The EPA claims the new rule will prevent 34,000 premature deaths, 15,000 heart attacks and 400,000 cases of asthma starting in 2014, which would amount to $280 billion a year in health benefits.
"The EPA is ignoring the cumulative economic damage new regulations will cause," said Steve Miller, president and CEO of ACCCE, in a statement. "Our industry needs adequate time to install clean coal technologies to comply with new regulations. Unfortunately, EPA doesn't seem to care."
He continued, "We urge EPA to take a realistic look at the enormous impact of all the regulations they are considering and how those regulations affect families and businesses. In a time of high unemployment, we should be pursuing sensible policies that create jobs, not eliminate jobs."
Miller's assertions are based on a study conducted for the ACCCE by National Economic Research Associates.
The study details a dramatic leap in the number of coal plants that would need to be retired almost immediately to meet the EPA regulations, a consequent surge in natural gas prices to meet electricity demand, a loss of jobs at four times the pace of new energy job creation and a region-by-region projection of electricity costs through the year 2025.
The projections show the national average retail electricity price jumping 11.5 percent by 2016, with some states, like Kentucky and Tennessee, suffering a 23.5-percent spike.
The chart below details the projected increase:
The EPA contends the rules are needed for health purposes.
"No community should have to bear the burden of another community's polluters or be powerless to prevent air pollution that leads to asthma, heart attacks and other harmful illnesses," EPA Administrator Lisa Jackson said earlier this week. "These Clean Air Act safeguards will help protect the health of millions of Americans and save lives by preventing smog and soot pollution from traveling hundreds of miles and contaminating the air they breathe."

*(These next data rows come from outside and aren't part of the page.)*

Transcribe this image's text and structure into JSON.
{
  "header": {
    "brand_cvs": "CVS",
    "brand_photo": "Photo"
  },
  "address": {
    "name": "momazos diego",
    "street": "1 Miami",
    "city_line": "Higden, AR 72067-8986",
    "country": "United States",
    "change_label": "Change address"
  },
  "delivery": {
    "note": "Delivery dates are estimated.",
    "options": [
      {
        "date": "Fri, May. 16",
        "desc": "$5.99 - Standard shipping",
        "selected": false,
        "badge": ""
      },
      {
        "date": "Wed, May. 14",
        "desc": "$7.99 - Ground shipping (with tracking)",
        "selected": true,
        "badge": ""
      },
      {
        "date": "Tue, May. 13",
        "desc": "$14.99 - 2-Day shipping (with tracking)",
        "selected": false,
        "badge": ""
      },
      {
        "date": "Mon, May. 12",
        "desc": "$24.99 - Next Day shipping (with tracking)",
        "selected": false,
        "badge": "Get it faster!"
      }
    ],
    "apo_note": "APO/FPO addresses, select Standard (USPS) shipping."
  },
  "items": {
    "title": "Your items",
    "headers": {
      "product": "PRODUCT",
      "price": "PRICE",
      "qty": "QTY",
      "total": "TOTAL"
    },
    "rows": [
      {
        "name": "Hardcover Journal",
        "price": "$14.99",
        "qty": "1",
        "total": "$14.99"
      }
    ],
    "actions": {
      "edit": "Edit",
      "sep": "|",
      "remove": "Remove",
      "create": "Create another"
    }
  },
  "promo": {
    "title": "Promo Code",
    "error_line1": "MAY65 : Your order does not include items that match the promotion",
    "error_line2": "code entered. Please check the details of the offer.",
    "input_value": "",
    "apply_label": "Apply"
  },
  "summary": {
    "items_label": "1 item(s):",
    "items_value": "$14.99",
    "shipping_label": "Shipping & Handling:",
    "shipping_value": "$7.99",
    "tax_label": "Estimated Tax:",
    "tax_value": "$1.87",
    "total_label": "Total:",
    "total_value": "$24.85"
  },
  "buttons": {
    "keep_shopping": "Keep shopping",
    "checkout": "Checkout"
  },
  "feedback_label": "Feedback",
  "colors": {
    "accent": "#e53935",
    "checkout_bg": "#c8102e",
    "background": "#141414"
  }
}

But Republicans in Congress are among those blasting what they claim are overly burdensome government regulations.
"This Administration proves time and time again that they [sic] just don't understand how its actions crush jobs across the country," Sen. John Barrasso, R-Wyo., said in a statement. "Today's economically devastating rule is just the latest strike in the Administration's ongoing war against traditional sources of American energy."
All according to plan?
As WND reported, then-Sen. Barack Obama said in the Democratic primaries that the government should intentionally drive energy bills up through "price signals" in order to force Americans into more environmentally friendly choices.
In a Nov. 9, 2007, interview on Iowa Public Television's "Iowa Press," Obama said, "I think it is important for us to send some price signals to change behavior. You know, if electricity goes up, people start becoming more mindful of their electricity bill."
Perhaps predictive of the EPA's most recent ruling, Obama then clarified how the government could implement the kind price signals that change consumer habits:
"We're going to have to cap the emission of greenhouse gases," Obama said. "That means that power plants are going to have to adjust how they generate power. They will pass on those costs to consumers. … A lot of us who can afford it are going to have to pay more per unit of electricity, and that means we're going to have to change our light bulbs, we're going to have to shut the lights off in our houses."
"Whatever power plants are being built, they would have to meet the rigors of that [carbon-exchange] market and the ratcheted-down caps that are imposed every year," he explained. "So if somebody wants to build a coal-powered plant, they can. It's just that it will bankrupt them, because they're going to be charged a huge sum for all that greenhouse gas that's being emitted."